A federal appeals court has held that a party in a patent appeals board proceeding can raise arguments made to the patent examiner whether or not the appellant raised the arguments. That means a party seeking to disqualify another party’s patent can bring up arguments besides those of the patent owner or those that underpinned the patent examiner’s ruling. The decision was a win for Rexnord Industries, which succeeded in striking down a patent owned by Habasit Belting Inc., which had sued Rexnord for infringement.
On January 23, the U.S. Court of Appeals for the Federal Circuit reversed a ruling by the U.S. Patent and Trademark Office Board of Patent Appeals and Interferences that Habasit’s invention is not obvious. Even though the Federal Circuit did affirm the board’s ruling that the patent’s claims are not anticipated, it’s obviousness ruling invalidates the patent.
In its ruling in the case, Rexnord Industries LLC v Kappos, the Federal Circuit held that the patent appeals board erred by declining to consider Rexnord’s arguments to the patent examiner that Habasit did not raise on appeal.
Habasit sued Rexnord in Delaware federal court a decade ago for infringing its patent for a mechanical conveyor belt.

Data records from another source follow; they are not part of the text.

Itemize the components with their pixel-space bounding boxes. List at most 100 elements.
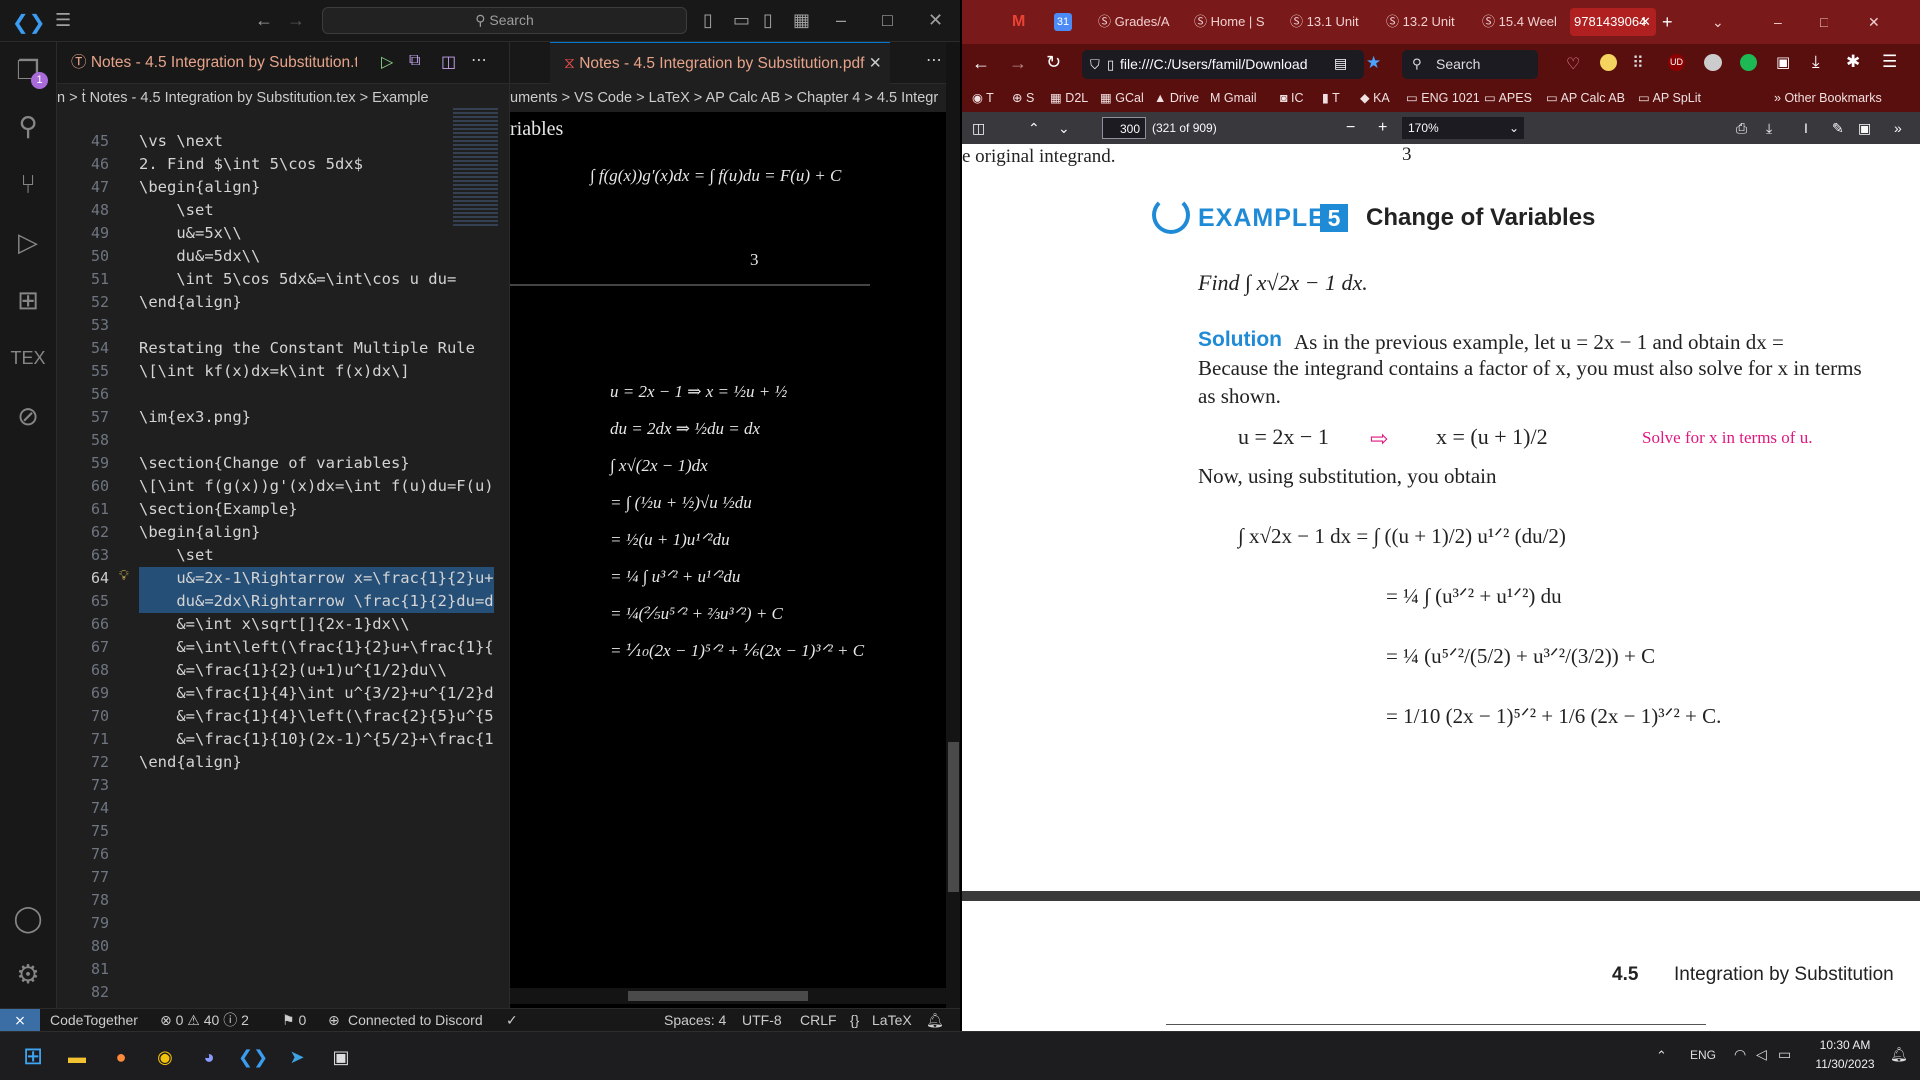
tab-pdf-file[interactable]: ⧖ Notes - 4.5 Integration by Substitutio… — [550, 42, 890, 84]
close-tab-icon[interactable]: ✕ — [864, 55, 882, 72]
minimap[interactable] — [453, 108, 498, 228]
code-line[interactable]: &=\frac{1}{4}\left(\frac{2}{5}u^{5 — [139, 705, 493, 728]
zoom-in-icon[interactable]: + — [1378, 112, 1387, 144]
code-line[interactable]: \set — [139, 199, 213, 222]
code-line[interactable]: &=\frac{1}{4}\int u^{3/2}+u^{1/2}d — [139, 682, 493, 705]
run-icon[interactable]: ▷ — [381, 52, 393, 72]
code-line[interactable]: 2. Find $\int 5\cos 5dx$ — [139, 153, 363, 176]
reload-icon[interactable]: ↻ — [1046, 52, 1061, 73]
browser-tab[interactable]: Ⓢ 13.2 Unit — [1386, 8, 1474, 36]
search-icon[interactable]: ⚲ — [10, 108, 46, 144]
bookmark-item[interactable]: ◆ KA — [1360, 84, 1390, 112]
check-icon[interactable]: ✓ — [506, 1009, 518, 1031]
pocket-icon[interactable]: ♡ — [1566, 54, 1580, 74]
close-icon[interactable]: ✕ — [1868, 8, 1880, 36]
split-editor-icon[interactable]: ◫ — [441, 52, 456, 72]
bookmark-item[interactable]: ◙ IC — [1280, 84, 1304, 112]
bookmark-item[interactable]: ⊕ S — [1012, 84, 1034, 112]
new-tab-icon[interactable]: + — [1662, 8, 1673, 36]
extensions-puzzle-icon[interactable]: ✱ — [1846, 52, 1860, 72]
code-line[interactable]: u&=2x-1\Rightarrow x=\frac{1}{2}u+ — [139, 567, 494, 590]
vertical-scroll-thumb[interactable] — [948, 742, 959, 892]
save-icon[interactable]: ⤓ — [1766, 112, 1772, 144]
code-line[interactable]: \[\int f(g(x))g'(x)dx=\int f(u)du=F(u) — [139, 475, 494, 498]
browser-tab[interactable]: Ⓢ Grades/A — [1098, 8, 1186, 36]
code-line[interactable]: \im{ex3.png} — [139, 406, 251, 429]
bookmark-star-icon[interactable]: ★ — [1366, 53, 1381, 73]
extensions-icon[interactable]: ⊞ — [10, 282, 46, 318]
status-encoding[interactable]: UTF-8 — [742, 1009, 782, 1031]
grid-extension-icon[interactable]: ⠿ — [1632, 53, 1644, 73]
bookmark-item[interactable]: ▭ ENG 1021 — [1406, 84, 1480, 112]
code-line[interactable]: \set — [139, 544, 213, 567]
app-menu-icon[interactable]: ☰ — [1882, 52, 1897, 72]
code-line[interactable]: Restating the Constant Multiple Rule — [139, 337, 475, 360]
volume-icon[interactable]: ◁ — [1756, 1046, 1767, 1063]
discord-icon[interactable]: ◕ — [194, 1042, 224, 1072]
browser-tab[interactable]: Ⓢ 13.1 Unit — [1290, 8, 1378, 36]
forward-arrow-icon[interactable]: → — [1009, 53, 1027, 74]
bookmark-item[interactable]: » Other Bookmarks — [1774, 84, 1882, 112]
clock-date[interactable]: 11/30/2023 — [1810, 1057, 1880, 1071]
code-line[interactable]: &=\int x\sqrt[]{2x-1}dx\\ — [139, 613, 409, 636]
ublock-icon[interactable]: UD — [1668, 54, 1685, 71]
code-line[interactable]: du&=5dx\\ — [139, 245, 260, 268]
forward-arrow-icon[interactable]: → — [287, 10, 305, 31]
lightbulb-icon[interactable]: 💡︎ — [119, 567, 129, 584]
sidebar-toggle-icon[interactable]: ◫ — [972, 112, 985, 144]
next-page-icon[interactable]: ⌄ — [1058, 112, 1070, 144]
firefox-icon[interactable]: ● — [106, 1042, 136, 1072]
more-tools-icon[interactable]: » — [1894, 112, 1902, 144]
code-line[interactable]: &=\frac{1}{10}(2x-1)^{5/2}+\frac{1 — [139, 728, 493, 751]
windows-start-icon[interactable]: ⊞ — [18, 1042, 48, 1072]
minimize-icon[interactable]: – — [836, 10, 846, 31]
bookmark-item[interactable]: ◉ T — [972, 84, 994, 112]
extension-icon[interactable] — [1600, 54, 1617, 71]
telegram-icon[interactable]: ➤ — [282, 1042, 312, 1072]
code-line[interactable]: &=\frac{1}{2}(u+1)u^{1/2}du\\ — [139, 659, 447, 682]
code-line[interactable]: \section{Change of variables} — [139, 452, 410, 475]
bookmark-item[interactable]: ▲ Drive — [1154, 84, 1199, 112]
chrome-icon[interactable]: ◉ — [150, 1042, 180, 1072]
bookmark-item[interactable]: ▮ T — [1322, 84, 1340, 112]
status-spaces[interactable]: Spaces: 4 — [664, 1009, 726, 1031]
toggle-panel-icon[interactable]: ▭ — [733, 10, 750, 31]
close-tab-icon[interactable]: ✕ — [1640, 8, 1651, 36]
open-preview-icon[interactable]: ⧉ — [409, 52, 420, 70]
menu-icon[interactable]: ☰ — [55, 10, 71, 31]
close-icon[interactable]: ✕ — [928, 10, 943, 31]
maximize-icon[interactable]: □ — [1820, 8, 1828, 36]
bookmark-item[interactable]: ▭ APES — [1484, 84, 1532, 112]
status-discord[interactable]: Connected to Discord — [348, 1009, 483, 1031]
back-arrow-icon[interactable]: ← — [972, 53, 990, 74]
downloads-icon[interactable]: ⤓ — [1812, 52, 1820, 72]
pdf-page-view[interactable]: e original integrand. 3 EXAMPLE 5 Change… — [962, 144, 1920, 1031]
more-actions-icon[interactable]: ⋯ — [471, 50, 487, 70]
page-number-input[interactable]: 300 — [1102, 117, 1146, 139]
status-language[interactable]: LaTeX — [872, 1009, 912, 1031]
more-actions-icon[interactable]: ⋯ — [926, 50, 942, 70]
notion-icon[interactable]: ▣ — [1776, 53, 1790, 71]
image-icon[interactable]: ▣ — [1858, 112, 1871, 144]
horizontal-scroll-thumb[interactable] — [628, 991, 808, 1001]
source-control-icon[interactable]: ⑂ — [10, 166, 46, 202]
zoom-out-icon[interactable]: − — [1346, 112, 1355, 144]
bookmark-item[interactable]: ▦ D2L — [1050, 84, 1088, 112]
notification-bell-icon[interactable]: 🔔︎ — [1890, 1046, 1908, 1063]
zoom-select[interactable]: 170% ⌄ — [1402, 117, 1524, 139]
calendar-tab-icon[interactable]: 31 — [1054, 13, 1072, 31]
command-search-input[interactable]: ⚲ Search — [322, 7, 687, 34]
previous-page-icon[interactable]: ⌃ — [1028, 112, 1040, 144]
toggle-primary-sidebar-icon[interactable]: ▯ — [703, 10, 713, 31]
grammarly-icon[interactable] — [1740, 54, 1757, 71]
code-line[interactable]: \[\int kf(x)dx=k\int f(x)dx\] — [139, 360, 410, 383]
bookmark-item[interactable]: ▦ GCal — [1100, 84, 1144, 112]
maximize-icon[interactable]: □ — [882, 10, 893, 31]
remote-explorer-icon[interactable]: ⊘ — [10, 398, 46, 434]
bookmark-item[interactable]: M Gmail — [1210, 84, 1257, 112]
code-line[interactable]: u&=5x\\ — [139, 222, 241, 245]
gmail-tab-icon[interactable]: M — [1012, 8, 1025, 36]
clock-time[interactable]: 10:30 AM — [1810, 1038, 1880, 1052]
tab-tex-file[interactable]: Ⓣ Notes - 4.5 Integration by Substitutio… — [57, 42, 357, 84]
mask-extension-icon[interactable] — [1704, 54, 1722, 71]
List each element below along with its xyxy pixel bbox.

Rexnord asked the patent office to re-examine the patent, and the district court stayed the case in September 2005.
The examiner found all of Habasit’s claims unpatentable for anticipation and obviousness. In July 2010, the patent appeals board reversed that decision, finding the claims patentable.
In March 2011, the board rejected Rexnord’s rehearing request on the ground that Rexnord’s reasons for why Habasit’s claims were obvious were not the same as the examiner’s reasons.
Judge Pauline Newman wrote the First Circuit opinion, joined by Judges Alan Lourie and Sharon Prost.
“On judicial review, the correctness of the decision appealed from can be defended by the appellee on any ground that is supported by the record, whether or not the appellant raised the argument,” Newman wrote.
She concluded, “The Board erred in declining to consider the references presented for reexamination, and in declining to consider Rexnord’s arguments in support of the examiner’s decision.”
Rexnord’s lawyer, David Cross, a partner at Quarles & Brady, said the ruling stands for the proposition that a “basic rule of appellate practice applies within the patent office as well.”
“If the tribunal below says I win for reason A, but I had also a reason B and a reason C, even if the tribunal below did not address those or…ruled against me on those I can raise those arguments B and C as alternative reasons why I can win on appeal,” Cross said. “The accused infringer can argue that there were other alternative grounds that supported the examiner’s rejection of all the claims.”
Habasit’s lawyer Matthew Bailey, a Washington partner at McKenna Long & Aldridge, declined to comment.
The patent office also declined to comment.